Besonders spannend ist, dass Rauh ein Kleidungsstück aus reinem Apfelleder geschaffen hat – und das selbst! Für die Herstellung reiste sie extra von London zurück nach Deutschland. Sie studiert an der renommierten University of the Arts London (UAL) und wird bis September 2024 ihren Master in Modefotografie abschließen. Interessanterweise plant sie, ihr Ausstellungsobjekt in ihre Masterarbeit einzubringen. Ihre Arbeiten sind nicht nur ästhetisch ansprechend, sondern befassen sich auch intensiv mit den Auswirkungen des Kapitalismus auf die Natur und die Gesundheit des Einzelnen. Nachhaltigkeit ist ihr ein großes Anliegen; sie hinterfragt die Beziehung zwischen Mensch und Umwelt.
Kreative Herstellung aus Äpfeln
Der Herstellungsprozess des Apfelleder-Outfits war alles andere als einfach. Rauh musste die Äpfel mit zehn Prozent Zucker kochen, um die richtige Konsistenz zu erreichen. Das gesamte Nähprojekt dauerte etwa eine Woche und erforderte viel Geschick, da sie das Material von Hand zusammennähen musste, um ein Ausbrechen der Nähte zu vermeiden. Ihre Hingabe zur Kunst zeigt sich auch darin, dass sie bereits im Alter von zehn Jahren mit Modezeichnungen begann und zwischen zwölf und fünfzehn Jahren einen Nähkurs besuchte. Heute experimentiert sie nicht nur mit Mode, sondern auch mit bewegtem Bild und Film.
Rauh hat großen Wert darauf gelegt, dass ihr Outfit biologisch abbaubar ist. Das Apfelleder, das sie verwendete, ist eine pflanzliche Lederalternative, die aus Nebenprodukten der Apfelverarbeitung, wie Schalen, Kernen und Fruchtfleisch, hergestellt wird. Im Vergleich zu echtem Leder und herkömmlichem Kunstleder wird Apfelleder als nachhaltige Lösung präsentiert. Es nutzt vorhandene Reststoffe und benötigt keine zusätzlichen landwirtschaftlichen Flächen, wodurch es nicht mit der Lebensmittelproduktion konkurriert. Dies steht im Einklang mit ihrem Engagement für Umweltschutz und Bewusstsein.
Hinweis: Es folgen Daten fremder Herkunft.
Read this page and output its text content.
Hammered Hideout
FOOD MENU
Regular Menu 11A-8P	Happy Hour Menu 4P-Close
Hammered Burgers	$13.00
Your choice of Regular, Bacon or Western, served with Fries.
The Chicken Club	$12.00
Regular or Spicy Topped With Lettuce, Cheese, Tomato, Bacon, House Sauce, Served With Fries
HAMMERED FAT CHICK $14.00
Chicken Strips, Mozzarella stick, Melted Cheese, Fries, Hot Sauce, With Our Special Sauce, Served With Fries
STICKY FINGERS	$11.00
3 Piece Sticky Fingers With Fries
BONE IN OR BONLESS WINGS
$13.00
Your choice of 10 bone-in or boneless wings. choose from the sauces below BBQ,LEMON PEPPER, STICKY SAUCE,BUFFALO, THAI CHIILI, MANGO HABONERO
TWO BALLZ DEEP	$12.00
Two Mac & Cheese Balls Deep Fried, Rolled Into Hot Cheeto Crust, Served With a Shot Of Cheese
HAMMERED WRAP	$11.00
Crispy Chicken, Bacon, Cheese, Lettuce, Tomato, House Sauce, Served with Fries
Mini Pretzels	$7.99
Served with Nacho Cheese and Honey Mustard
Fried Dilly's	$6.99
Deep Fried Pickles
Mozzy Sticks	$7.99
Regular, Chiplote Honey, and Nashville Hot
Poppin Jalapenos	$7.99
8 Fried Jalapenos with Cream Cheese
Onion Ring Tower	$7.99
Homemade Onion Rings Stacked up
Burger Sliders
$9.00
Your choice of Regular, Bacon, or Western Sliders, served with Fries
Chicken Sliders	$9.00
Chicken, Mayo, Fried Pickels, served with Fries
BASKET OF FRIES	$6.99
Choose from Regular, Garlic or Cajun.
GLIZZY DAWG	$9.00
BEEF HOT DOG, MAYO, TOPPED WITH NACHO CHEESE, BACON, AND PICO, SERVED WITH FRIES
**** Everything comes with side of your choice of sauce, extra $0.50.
Der Trend zu nachhaltigen Materialien
Apfelleder gilt als Beispiel für Bioökonomie und Kreislaufwirtschaft, da es bestehende Reststoffe in einen höherwertigen Nutzungskreislauf überführt. Vorteile wie die vegane Herstellung, die Reststoffnutzung und der geringere Ressourcenverbrauch im Vergleich zu klassischem Leder sind überzeugend. Das Material hat eine glatte bis leicht strukturierte Haptik und ist optisch Kunstleder ähnlich. Es ist leichter als tierisches Leder und pflegeleicht, was es zu einer attraktiven Wahl für Taschen, Rucksäcke, Sneaker und viele andere Produkte macht.
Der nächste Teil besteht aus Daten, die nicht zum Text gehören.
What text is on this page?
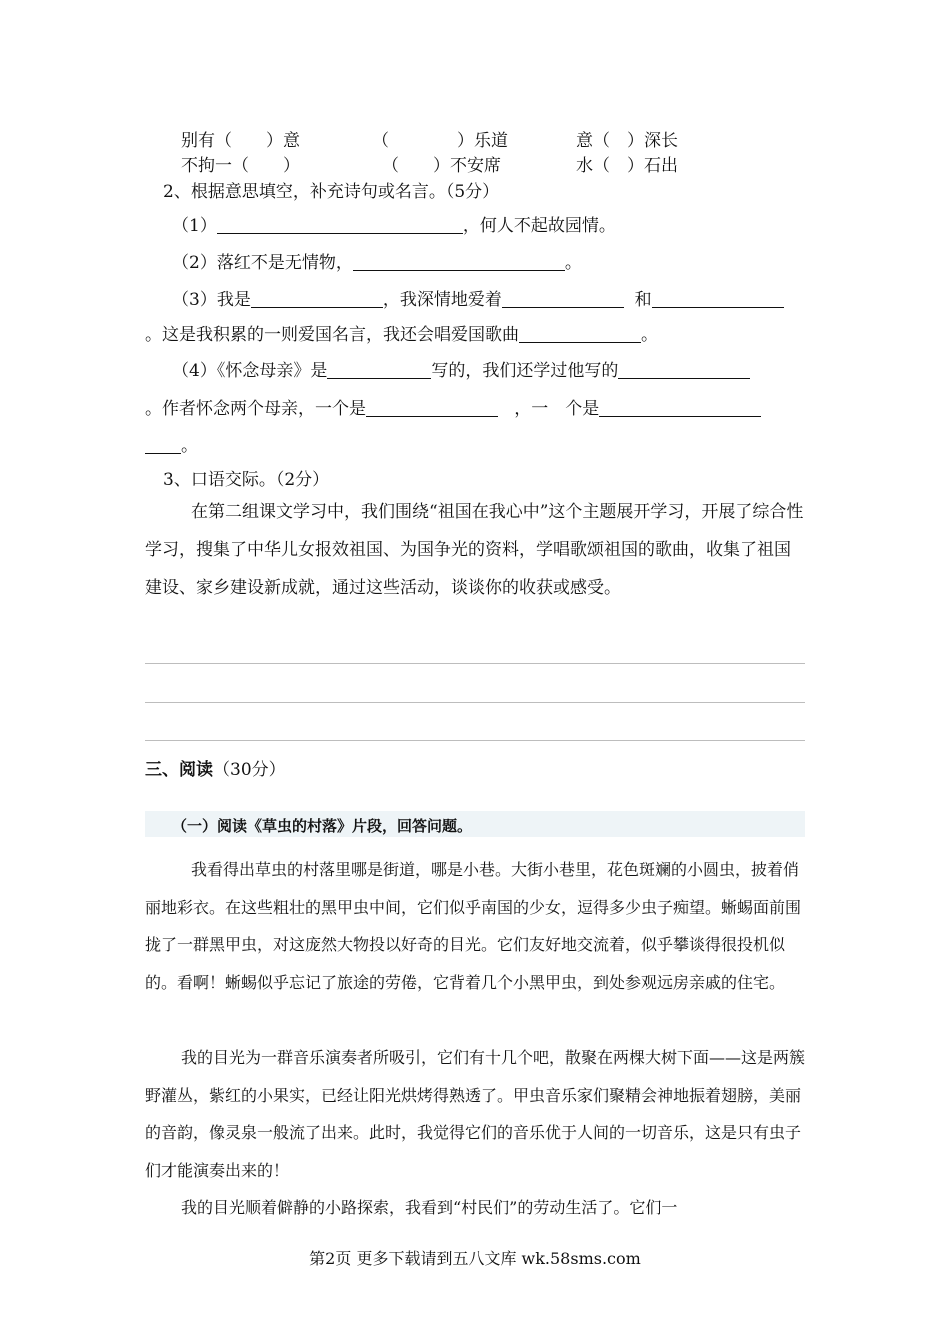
别有（　　）意	（　　　　）乐道	意（　）深长
不拘一（　　）	（　　）不安席	水（　）石出
2、根据意思填空，补充诗句或名言。（5分）
（1）	，何人不起故园情。
（2）落红不是无情物，	。
（3）我是	，我深情地爱着	和
。这是我积累的一则爱国名言，我还会唱爱国歌曲	。
（4）《怀念母亲》是	写的，我们还学过他写的
。作者怀念两个母亲，一个是	，一　个是
。
3、口语交际。（2分）
在第二组课文学习中，我们围绕“祖国在我心中”这个主题展开学习，开展了综合性学习，搜集了中华儿女报效祖国、为国争光的资料，学唱歌颂祖国的歌曲，收集了祖国建设、家乡建设新成就，通过这些活动，谈谈你的收获或感受。
三、阅读（30分）
（一）阅读《草虫的村落》片段，回答问题。
我看得出草虫的村落里哪是街道，哪是小巷。大街小巷里，花色斑斓的小圆虫，披着俏丽地彩衣。在这些粗壮的黑甲虫中间，它们似乎南国的少女，逗得多少虫子痴望。蜥蜴面前围拢了一群黑甲虫，对这庞然大物投以好奇的目光。它们友好地交流着，似乎攀谈得很投机似的。看啊！蜥蜴似乎忘记了旅途的劳倦，它背着几个小黑甲虫，到处参观远房亲戚的住宅。
我的目光为一群音乐演奏者所吸引，它们有十几个吧，散聚在两棵大树下面——这是两簇野灌丛，紫红的小果实，已经让阳光烘烤得熟透了。甲虫音乐家们聚精会神地振着翅膀，美丽的音韵，像灵泉一般流了出来。此时，我觉得它们的音乐优于人间的一切音乐，这是只有虫子们才能演奏出来的！
我的目光顺着僻静的小路探索，我看到“村民们”的劳动生活了。它们一
第2页 更多下载请到五八文库 wk.58sms.com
Obwohl Apfelleder nicht vollkommen biologisch abbaubar ist und einen Kunststoffanteil aufweist, bietet es dennoch Vorteile gegenüber rein synthetischen Materialien. Der Apfelanteil in Apfelleder liegt typischerweise zwischen 20 und 50 Prozent. Die Nachfrage nach solchen nachhaltigen Materialien wächst, und Rauh ist mit ihrer Arbeit Teil dieses wachsenden Trends. Ihre Zukunft bleibt jedoch ungewiss; ob sie in England bleibt oder nach Deutschland zurückkehrt, steht noch in den Sternen.
Wenn Kunst und Nachhaltigkeit sich begegnen, entstehen nicht nur faszinierende Werke, sondern auch wichtige Fragen über den Umgang mit unseren Ressourcen und der Umwelt. Lary Rauh ist ein inspirierendes Beispiel dafür, wie junge Künstlerinnen und Künstler ihre Visionen verwirklichen und gleichzeitig einen positiven Einfluss auf die Welt ausüben können. Ihre Arbeiten ermutigen uns, über unsere eigenen Konsumentscheidungen nachzudenken und kreative Lösungen für die Herausforderungen unserer Zeit zu finden.